Washington has already pledged to pursue normalization once there is a clear path toward ending the war. But statements alone are not enough for Putin. He needs evidence that the United States is serious. Working groups on key bilateral issues—such as nuclear policy, the Arctic, or trade relations—and initial meetings to establish a shared agenda and first steps could serve as such signals. They would help convince Putin that the United States is prepared to treat Russia as a consequential actor, in line with the role Moscow ascribes to itself. At the same time, the White House must make unmistakably clear that any genuine progress on bilateral tracks will depend on the Kremlin’s willingness to take the difficult decisions required to end the war.
Territory, security guarantees, ceasefire
The Kremlin’s desire for normalized diplomatic relations extends to the narrower context of the Russian-Ukrainian war. Early this year, Moscow initially backed the idea of a swift settlement through direct talks with Trump, using special envoy Steve Witkoff as a confidential channel. The Kremlin’s plan envisioned the two presidents agreeing on the parameters of a deal, after which Trump would impose it on Ukraine. But by late spring the scheme had become unworkable: Kyiv resisted U.S. pressure, and European governments intervened, supporting Ukraine as it pushed back against both Russian aggression and American coercion.

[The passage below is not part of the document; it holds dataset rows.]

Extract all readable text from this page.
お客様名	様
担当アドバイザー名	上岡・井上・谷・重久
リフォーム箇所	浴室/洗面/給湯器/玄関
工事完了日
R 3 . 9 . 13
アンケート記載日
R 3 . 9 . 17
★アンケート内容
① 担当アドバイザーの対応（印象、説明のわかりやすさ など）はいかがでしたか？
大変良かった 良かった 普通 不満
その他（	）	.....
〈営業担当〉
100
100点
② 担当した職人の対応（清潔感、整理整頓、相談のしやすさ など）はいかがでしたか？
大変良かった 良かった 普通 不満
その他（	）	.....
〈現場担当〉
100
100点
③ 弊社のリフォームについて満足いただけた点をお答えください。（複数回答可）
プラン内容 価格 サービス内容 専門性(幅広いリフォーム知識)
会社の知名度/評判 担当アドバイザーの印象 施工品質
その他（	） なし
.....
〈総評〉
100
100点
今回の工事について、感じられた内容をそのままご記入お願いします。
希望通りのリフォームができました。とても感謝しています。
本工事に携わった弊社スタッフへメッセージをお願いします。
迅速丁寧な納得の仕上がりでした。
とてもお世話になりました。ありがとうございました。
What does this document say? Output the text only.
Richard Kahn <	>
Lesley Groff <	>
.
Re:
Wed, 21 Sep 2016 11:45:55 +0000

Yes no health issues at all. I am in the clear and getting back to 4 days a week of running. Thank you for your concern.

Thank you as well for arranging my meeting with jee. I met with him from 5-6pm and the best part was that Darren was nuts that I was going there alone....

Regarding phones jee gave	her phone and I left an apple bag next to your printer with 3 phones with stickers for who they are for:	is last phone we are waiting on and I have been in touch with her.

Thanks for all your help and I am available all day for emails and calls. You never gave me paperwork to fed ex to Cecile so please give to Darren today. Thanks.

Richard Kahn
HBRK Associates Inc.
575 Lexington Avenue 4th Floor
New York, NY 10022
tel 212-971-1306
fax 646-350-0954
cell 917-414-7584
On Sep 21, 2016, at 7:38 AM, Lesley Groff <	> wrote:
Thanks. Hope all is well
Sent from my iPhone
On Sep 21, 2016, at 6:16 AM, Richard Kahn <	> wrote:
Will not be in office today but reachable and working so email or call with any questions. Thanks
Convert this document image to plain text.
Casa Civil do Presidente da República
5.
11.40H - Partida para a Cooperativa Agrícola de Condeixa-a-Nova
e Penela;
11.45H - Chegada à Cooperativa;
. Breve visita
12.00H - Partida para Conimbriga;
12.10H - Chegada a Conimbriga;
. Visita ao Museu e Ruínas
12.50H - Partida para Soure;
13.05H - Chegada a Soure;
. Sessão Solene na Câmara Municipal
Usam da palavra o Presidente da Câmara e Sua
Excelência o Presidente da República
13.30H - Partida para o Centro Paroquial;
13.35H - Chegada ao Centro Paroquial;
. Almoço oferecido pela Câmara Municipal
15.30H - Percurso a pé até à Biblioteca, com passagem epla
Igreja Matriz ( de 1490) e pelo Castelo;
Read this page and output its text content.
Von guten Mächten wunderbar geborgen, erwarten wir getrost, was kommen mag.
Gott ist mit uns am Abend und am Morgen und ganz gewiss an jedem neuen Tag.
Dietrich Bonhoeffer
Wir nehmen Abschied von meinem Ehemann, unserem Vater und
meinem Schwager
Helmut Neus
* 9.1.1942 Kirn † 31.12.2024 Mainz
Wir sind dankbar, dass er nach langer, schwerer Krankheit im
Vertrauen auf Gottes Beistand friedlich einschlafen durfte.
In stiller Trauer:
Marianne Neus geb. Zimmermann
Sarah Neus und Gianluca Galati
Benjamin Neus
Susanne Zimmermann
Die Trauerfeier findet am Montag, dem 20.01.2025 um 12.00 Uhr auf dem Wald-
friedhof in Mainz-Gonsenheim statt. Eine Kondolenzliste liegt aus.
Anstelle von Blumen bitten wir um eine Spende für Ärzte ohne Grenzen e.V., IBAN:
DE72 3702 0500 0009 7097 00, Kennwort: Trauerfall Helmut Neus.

As the diplomatic landscape has grown more complex and the talks have narrowed to a handful of core issues, Russia’s leadership is seeking to shift toward a more traditional format. Moscow understands that presidential phone calls and protracted discussions with Witkoff cannot substitute for a full-fledged negotiating process, and that meetings between leaders yield lasting results only when the details have already been worked out at lower levels. That requires expert working groups—something the Trump administration has so far delayed establishing. Presidential aide Yuri Ushakov hinted at this approach after Putin’s December 2 meeting with Witkoff and Jared Kushner. According to Ushakov, consultations between the United States and Russia will continue—at the level of presidents, their advisers, and other officials.
This is the model Washington should embrace. The Kremlin naturally speaks only of bilateral contacts. But the Trump administration should broaden the mechanism to include Ukraine and the European states. Russia will almost certainly refuse to participate in working groups alongside Europeans and will avoid formats in which Ukrainians are present in the same room as Americans. This means that initially the United States will need to conduct parallel consultations—one track with Ukrainians and Europeans, and another with Russians—until enough trust has been built to bring all parties to the same table.
A broadened process will require the creation of several working groups, which at a minimum should address territorial issues, security guarantees, and the parameters of a ceasefire. Their composition will vary by topic: a U.S.–Russia group would suffice for nuclear matters; territorial issues could be discussed by Russians, Ukrainians, and Americans; and European participation would be indispensable in conversations on security guarantees and the wider architecture of European security. In the initial phase, the working groups would be tasked with agreeing on the basic elements of a future settlement and developing sufficiently concrete implementation mechanisms to allow the parties to sign a framework agreement and establish a ceasefire. The groups would then need to elaborate this framework, turning it into a comprehensive final agreement across all issues within their remit.
Even with working groups in place, a direct channel between the White House and the Kremlin will remain indispensable. It is the only mechanism capable of setting the key principles and parameters that will guide the working groups’ efforts and of unlocking the deadlocks that will inevitably arise.
Critics argue that such a diplomatic campaign exceeds the capacities of the Trump administration—claiming it lacks the discipline, consistency, organizational bandwidth, and patience required for prolonged, meticulous negotiations. Yet even the limited progress achieved so far would have been impossible had Trump not opened a dialogue with Putin back in February with the explicit aim of ending the war. Despite widespread speculation to the contrary, Trump has neither abandoned Ukraine to Russia nor dismissed the conflict as unsalvageable. And within the U.S. national security system there is both the expertise and the institutional memory to manage complex diplomatic processes—the question is whether the administration can bring itself to rely on a bureaucratic apparatus it fundamentally distrusts.
There is no guarantee of success, and it will not come as swiftly as Trump would like. But with a determined final push, he may still defy the skeptics and bring an end to a conflict many had assumed to be irresolvable.